= Gimbichu =

District in Oromia Region, Ethiopia

Gimbichu (Oromo: Gimbichuu, Amharic: ግንቢቹ) is a woreda in Oromia Region, Ethiopia. Part of the East Shewa Zone, Gimbichu is bordered on the south by Lome, on the southwest by Ada'a Chukala, on the northwest by the Amhara Region, and on the north bordering North Shewa Zone. The administrative center is Chefe Donsa.

== Overview ==
Most parts of this woreda are more than 2300 meters above sea level; Gara Bokan is the highest point. Rivers include Wedecha and Belbela, both tributaries of the Modjo. A survey of the land in Gimbichu shows that 37.6% is arable or cultivable, 14.2% pasture, 2.6% forest, and the remaining 45.6% is considered degraded or otherwise unusable. Lentils, chickpeas and fenugreek are important cash crops.

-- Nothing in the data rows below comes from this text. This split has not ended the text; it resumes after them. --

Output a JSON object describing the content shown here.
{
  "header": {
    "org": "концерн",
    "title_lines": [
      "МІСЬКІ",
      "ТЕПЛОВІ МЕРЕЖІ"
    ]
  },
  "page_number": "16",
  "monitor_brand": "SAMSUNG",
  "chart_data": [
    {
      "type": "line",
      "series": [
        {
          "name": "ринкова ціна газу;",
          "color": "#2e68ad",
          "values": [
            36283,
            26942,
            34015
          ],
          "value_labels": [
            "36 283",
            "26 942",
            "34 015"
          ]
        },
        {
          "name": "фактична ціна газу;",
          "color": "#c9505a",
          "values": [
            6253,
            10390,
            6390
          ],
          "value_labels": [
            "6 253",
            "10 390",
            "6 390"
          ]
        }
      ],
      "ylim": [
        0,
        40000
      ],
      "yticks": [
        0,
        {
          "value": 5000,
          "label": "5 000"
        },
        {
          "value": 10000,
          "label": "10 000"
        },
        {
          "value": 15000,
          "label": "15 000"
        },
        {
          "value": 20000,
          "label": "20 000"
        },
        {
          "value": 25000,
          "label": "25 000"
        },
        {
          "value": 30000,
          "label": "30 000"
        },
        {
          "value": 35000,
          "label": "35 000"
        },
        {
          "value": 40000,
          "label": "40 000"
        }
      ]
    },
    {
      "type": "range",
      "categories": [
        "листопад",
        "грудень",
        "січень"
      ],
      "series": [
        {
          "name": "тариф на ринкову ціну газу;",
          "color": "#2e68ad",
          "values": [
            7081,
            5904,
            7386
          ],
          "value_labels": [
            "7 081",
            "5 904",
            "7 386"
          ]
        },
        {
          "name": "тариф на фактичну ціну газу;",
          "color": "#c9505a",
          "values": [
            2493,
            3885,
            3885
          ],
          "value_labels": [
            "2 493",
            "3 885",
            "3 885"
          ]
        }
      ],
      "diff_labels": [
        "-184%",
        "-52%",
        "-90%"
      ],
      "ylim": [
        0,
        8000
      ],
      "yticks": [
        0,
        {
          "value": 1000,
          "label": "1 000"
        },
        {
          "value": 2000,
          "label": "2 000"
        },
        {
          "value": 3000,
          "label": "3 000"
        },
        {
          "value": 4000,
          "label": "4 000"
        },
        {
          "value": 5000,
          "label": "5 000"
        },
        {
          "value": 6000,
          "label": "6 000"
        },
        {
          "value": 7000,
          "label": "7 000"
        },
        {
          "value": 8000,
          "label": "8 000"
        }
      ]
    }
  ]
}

Industry in the woreda includes 6 privately owned food processing centers employing a total of 14 people, as well as 9 wholesalers, 84 retailers and 117 service providers. There were 33 Farmers Associations with 11,177 members and 14 Farmers Service Cooperatives with 10,207 members. Gimbichu has 119 kilometers of dry-weather and 26 of all-weather road, for an average road density of 205 kilometers per 1000 square kilometers. About 6% of the rural, 100% of the urban and 11% of the total population has access to drinking water.

== Demographics ==
The 2007 national census reported a total population for this woreda of 86,902, of whom 45,126 were men and 41,776 were women; 6,330 or 7.28% of its population were urban dwellers. The majority of the inhabitants said they practised Ethiopian Orthodox Christianity, with 95.78% of the population reporting they observed this belief, while 1.6% of the population were Protestant, 1.41% of the population practiced traditional beliefs, and 1.17% of the population were Muslim.

Based on figures published by the Central Statistical Agency in 2005, this woreda has an estimated total population of 87,294, of whom 42,805 are men and 44,489 are women; 5,897 or 6.76% of its population are urban dwellers, which is less than the Zone average of 32.1%. With an estimated area of 707.49 square kilometers, Gimbichu has an estimated population density of 123.4 people per square kilometer, which is less than the Zone average of 181.7.

The 1994 national census reported a total population for this woreda of 62,561, of whom 32,070 were men and 30,491 women; 3,305 or 5.28% of its population were urban dwellers at the time. The two largest ethnic groups reported in Gimbichu were the Oromo (72.28%), and the Amhara (26.69%); all other ethnic groups made up 1.03% of the population. Oromiffa was spoken as a first language by 72.62%, and 27.29% spoke Amharic; the remaining 0.09% spoke all other primary languages reported. The majority of the inhabitants were Ethiopian Orthodox Christianity, with 97.32% of the population reporting they professed that belief, while 1.33% of the population said they practiced traditional beliefs, and 1.02% were Moslem.